JEAN D’ORMESSON : pensées d’anthologie

La télévision est un spectacle. C’est une tribune, une scène, un journal du monde, un stade, un cirque.
La télévision est une machine à montrer ceux qui y passent et à cacher ceux qui n’y passent pas.
Les hommes ne cessent jamais d’avoir peur. Des mécanismes obscurs nous rongent de l’intérieur. Être heureux est la forme la plus subtile d’un désespoir qui n’ose pas dire son nom.
Les hommes sont un peu comme Dieu : tout ce qu’ils peuvent faire, ils le font. Ou ils le feront.
Les honneurs, je les méprise, mais je ne déteste pas forcément ce que je méprise.
Les passions de la vie, des plus hautes aux plus basses, comme l’argent par exemple, font partie de la vie.
Les traditions – comme les femmes – sont faites pour être à la fois respectées et bousculées.
N’existent que les êtres dans l’espace et le temps. Dieu n’existe pas puisqu’il est éternel.
Ne vous laissez pas abuser. Souvenez-vous de vous méfier. Et même de l’évidence : elle passe son temps à changer. Ne mettez trop haut ni les gens ni les choses. Ne les mettez pas trop bas. Non, ne les mettez pas trop bas. Montez. Renoncez à la haine : elle fait plus de mal à ceux qui l’éprouvent qu’à ceux qui en sont l’objet. Ne cherchez pas à être sage à tout prix. La folie aussi est une sagesse. Et la sagesse, une folie. Fuyez les préceptes et les donneurs de leçons. Jetez ce livre. Faites ce que vous voulez. Et ce que vous pouvez. Pleurez quand il le faut. Riez. J’ai beaucoup ri. J’ai ri du monde et des autres et de moi. Rien n’est très important. Tout est tragique. Tout ce que nous aimons mourra. Et je mourrai moi aussi. La vie est belle.
Nous autres les hommes, nous autres les femmes, nous sommes le sommet et le chef-d’œuvre de la création. Les dinosaures l’ont été aussi, il y a cent millions d’années, son chef-d’œuvre et son sommet. On les trouve maintenant, avec beaucoup de gaieté, sous la terre, dans les musées, dans des films entre Katharine Hepburn et Cary Grant. En dépit de leur pensée et malgré leur orgueil, je doute un peu que le sort lointain des hommes soit beaucoup plus enchanteur que celui des dinosaures. C’est drôle : s’il fallait parier, je parierais plutôt sur Dieu, tombé si bas dans nos sondages, que sur les hommes si contents d’eux.

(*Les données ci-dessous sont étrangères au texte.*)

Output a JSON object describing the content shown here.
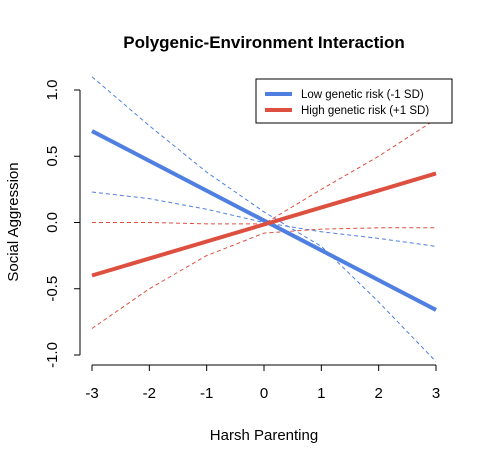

Passer à la télévision est le rêve de tous les m’as-tu-vu qui, à tort ou à raison, s’imaginent avoir quelques choses à communiquer aux autres.
Peut-être la bicyclette, dans ce monde de machines, était-elle à nos yeux une héritière du cheval ?
Rien n’est plus difficile pour chacun d’entre nous que de situer ce qu’il a fait et de se situer soi-même à sa juste mesure.
Rien n’est plus proche de l’absolu qu’un amour en train de naître.
Tout change. Tout se transforme. Tout s’écroule, Tout reste toujours semblable. Nous ne cessons jamais de rouler entre le bien et le mal, du chagrin à l’espoir et de l’espoir au chagrin, du désir à l’ennui et de l’ennui au désir.
Tout le bonheur du monde est dans l’inattendu.
Tout le problème est de s’élever, de se distinguer, sans se séparer des autres hommes.
Tout secret est un miracle. Il n’y a pas, écrit Aragon, de vin plus soûl que le secret. Il n’y a pas plus grande merveille qu’à savoir sans partage. Peut-être le monde entier n’est-il qu’un grand secret. Et quand il n’y aura plus personne pour se souvenir de nous, tout ce que nous aurons fait et pensé sur cette Terre sera un secret englouti.
Toute mort est un mystère parce que toute vie est un mystère.
Très loin de l’abrutissement qui naît des grands postes et des hautes fonctions, l’ennui est cet état béni où l’esprit désoccupé aspire à faire sortir du néant quelque chose d’informe et déjà d’idéal qui n’existe pas encore.
Un livre qui passe à la télévision est un livre menacé, parce que la télévision transforme le livre en spectacle.
Une certaine légèreté demande plus d’efforts que la pesanteur, les leçons de morale, la gravité, l’ennui qui s’en dégage. Mais elle est liée aussi à une certaine grâce, au charme, au plaisir.